The “interrogation” of students stopped only after the police were rapped by the Karnataka State Commission for Protection of Child Rights.

Nazbunnissa, the mother of a student who performed dialogues about Prime Minister Narendra Modi in the play, and Fareeda Begum, the primary section’s principal, were arrested by the police on January 30. They were granted bail about two weeks later. During this time, Nazbunnissa’s daughter had to live with relatives because she is a single parent.

The district and sessions court in Bidar ruled in March 2020 that the contents of the play did not amount to sedition while granting anticipatory bail to five people who were part of the school’s management. “In the country, there are rallies and protests for and against CAA, NRC and, as a citizen, everybody has the right to express disapprobation of the measures of the government with a view to obtain their alteration by lawful means. The dialogues were expressed during the course of enacting a play in the school,” the judge said.

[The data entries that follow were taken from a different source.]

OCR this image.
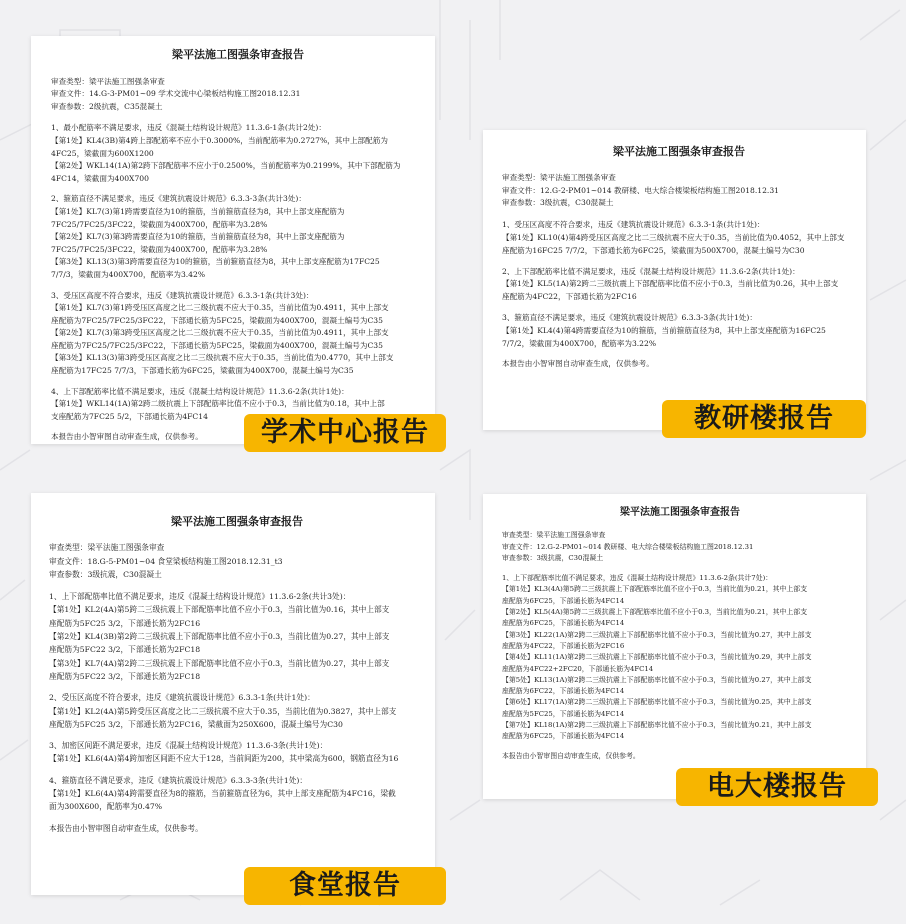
梁平法施工图强条审查报告
审查类型：梁平法施工图强条审查
审查文件：14.G-3-PM01~09 学术交流中心梁板结构施工图2018.12.31
审查参数：2级抗震，C35混凝土
1、最小配筋率不满足要求，违反《混凝土结构设计规范》11.3.6-1条(共计2处)：
【第1处】KL4(3B)第4跨上部配筋率不应小于0.3000%，当前配筋率为0.2727%，其中上部配筋为
4FC25，梁截面为600X1200
【第2处】WKL14(1A)第2跨下部配筋率不应小于0.2500%，当前配筋率为0.2199%，其中下部配筋为
4FC14，梁截面为400X700
2、箍筋直径不满足要求，违反《建筑抗震设计规范》6.3.3-3条(共计3处)：
【第1处】KL7(3)第1跨需要直径为10的箍筋，当前箍筋直径为8，其中上部支座配筋为
7FC25/7FC25/3FC22，梁截面为400X700，配筋率为3.28%
【第2处】KL7(3)第3跨需要直径为10的箍筋，当前箍筋直径为8，其中上部支座配筋为
7FC25/7FC25/3FC22，梁截面为400X700，配筋率为3.28%
【第3处】KL13(3)第3跨需要直径为10的箍筋，当前箍筋直径为8，其中上部支座配筋为17FC25
7/7/3，梁截面为400X700，配筋率为3.42%
3、受压区高度不符合要求，违反《建筑抗震设计规范》6.3.3-1条(共计3处)：
【第1处】KL7(3)第1跨受压区高度之比二三级抗震不应大于0.35，当前比值为0.4911，其中上部支
座配筋为7FC25/7FC25/3FC22，下部通长筋为5FC25，梁截面为400X700，混凝土编号为C35
【第2处】KL7(3)第3跨受压区高度之比二三级抗震不应大于0.35，当前比值为0.4911，其中上部支
座配筋为7FC25/7FC25/3FC22，下部通长筋为5FC25，梁截面为400X700，混凝土编号为C35
【第3处】KL13(3)第3跨受压区高度之比二三级抗震不应大于0.35，当前比值为0.4770，其中上部支
座配筋为17FC25 7/7/3，下部通长筋为6FC25，梁截面为400X700，混凝土编号为C35
4、上下部配筋率比值不满足要求，违反《混凝土结构设计规范》11.3.6-2条(共计1处)：
【第1处】WKL14(1A)第2跨二级抗震上下部配筋率比值不应小于0.3，当前比值为0.18，其中上部
支座配筋为7FC25 5/2，下部通长筋为4FC14
本报告由小智审图自动审查生成，仅供参考。
梁平法施工图强条审查报告
审查类型：梁平法施工图强条审查
审查文件：12.G-2-PM01~014 教研楼、电大综合楼梁板结构施工图2018.12.31
审查参数：3级抗震，C30混凝土
1、受压区高度不符合要求，违反《建筑抗震设计规范》6.3.3-1条(共计1处)：
【第1处】KL10(4)第4跨受压区高度之比二三级抗震不应大于0.35，当前比值为0.4052，其中上部支
座配筋为16FC25 7/7/2，下部通长筋为6FC25，梁截面为500X700，混凝土编号为C30
2、上下部配筋率比值不满足要求，违反《混凝土结构设计规范》11.3.6-2条(共计1处)：
【第1处】KL5(1A)第2跨二三级抗震上下部配筋率比值不应小于0.3，当前比值为0.26，其中上部支
座配筋为4FC22，下部通长筋为2FC16
3、箍筋直径不满足要求，违反《建筑抗震设计规范》6.3.3-3条(共计1处)：
【第1处】KL4(4)第4跨需要直径为10的箍筋，当前箍筋直径为8，其中上部支座配筋为16FC25
7/7/2，梁截面为400X700，配筋率为3.22%
本报告由小智审图自动审查生成，仅供参考。
梁平法施工图强条审查报告
审查类型：梁平法施工图强条审查
审查文件：18.G-5-PM01~04 食堂梁板结构施工图2018.12.31_t3
审查参数：3级抗震，C30混凝土
1、上下部配筋率比值不满足要求，违反《混凝土结构设计规范》11.3.6-2条(共计3处)：
【第1处】KL2(4A)第5跨二三级抗震上下部配筋率比值不应小于0.3，当前比值为0.16，其中上部支
座配筋为5FC25 3/2，下部通长筋为2FC16
【第2处】KL4(3B)第2跨二三级抗震上下部配筋率比值不应小于0.3，当前比值为0.27，其中上部支
座配筋为5FC22 3/2，下部通长筋为2FC18
【第3处】KL7(4A)第2跨二三级抗震上下部配筋率比值不应小于0.3，当前比值为0.27，其中上部支
座配筋为5FC22 3/2，下部通长筋为2FC18
2、受压区高度不符合要求，违反《建筑抗震设计规范》6.3.3-1条(共计1处)：
【第1处】KL2(4A)第5跨受压区高度之比二三级抗震不应大于0.35，当前比值为0.3827，其中上部支
座配筋为5FC25 3/2，下部通长筋为2FC16，梁截面为250X600，混凝土编号为C30
3、加密区间距不满足要求，违反《混凝土结构设计规范》11.3.6-3条(共计1处)：
【第1处】KL6(4A)第4跨加密区间距不应大于128，当前间距为200，其中梁高为600，钢筋直径为16
4、箍筋直径不满足要求，违反《建筑抗震设计规范》6.3.3-3条(共计1处)：
【第1处】KL6(4A)第4跨需要直径为8的箍筋，当前箍筋直径为6，其中上部支座配筋为4FC16，梁截
面为300X600，配筋率为0.47%
本报告由小智审图自动审查生成，仅供参考。
梁平法施工图强条审查报告
审查类型：梁平法施工图强条审查
审查文件：12.G-2-PM01~014 教研楼、电大综合楼梁板结构施工图2018.12.31
审查参数：3级抗震，C30混凝土
1、上下部配筋率比值不满足要求，违反《混凝土结构设计规范》11.3.6-2条(共计7处)：
【第1处】KL3(4A)第5跨二三级抗震上下部配筋率比值不应小于0.3，当前比值为0.21，其中上部支
座配筋为6FC25，下部通长筋为4FC14
【第2处】KL5(4A)第5跨二三级抗震上下部配筋率比值不应小于0.3，当前比值为0.21，其中上部支
座配筋为6FC25，下部通长筋为4FC14
【第3处】KL22(1A)第2跨二三级抗震上下部配筋率比值不应小于0.3，当前比值为0.27，其中上部支
座配筋为4FC22，下部通长筋为2FC16
【第4处】KL11(1A)第2跨二三级抗震上下部配筋率比值不应小于0.3，当前比值为0.29，其中上部支
座配筋为4FC22+2FC20，下部通长筋为4FC14
【第5处】KL13(1A)第2跨二三级抗震上下部配筋率比值不应小于0.3，当前比值为0.27，其中上部支
座配筋为6FC22，下部通长筋为4FC14
【第6处】KL17(1A)第2跨二三级抗震上下部配筋率比值不应小于0.3，当前比值为0.25，其中上部支
座配筋为5FC25，下部通长筋为4FC14
【第7处】KL18(1A)第2跨二三级抗震上下部配筋率比值不应小于0.3，当前比值为0.21，其中上部支
座配筋为6FC25，下部通长筋为4FC14
本报告由小智审图自动审查生成，仅供参考。
学术中心报告	教研楼报告
食堂报告
电大楼报告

In May 2022, the Supreme Court put the sedition law in abeyance, barring governments from registering new cases and investigating old ones while the colonial era law is under review. While the Union government had at the time submitted an affidavit to the top court saying that the law is “not in line with the current social milieu”, the Law Commission recently suggested that the law should be retained and be made more stringent.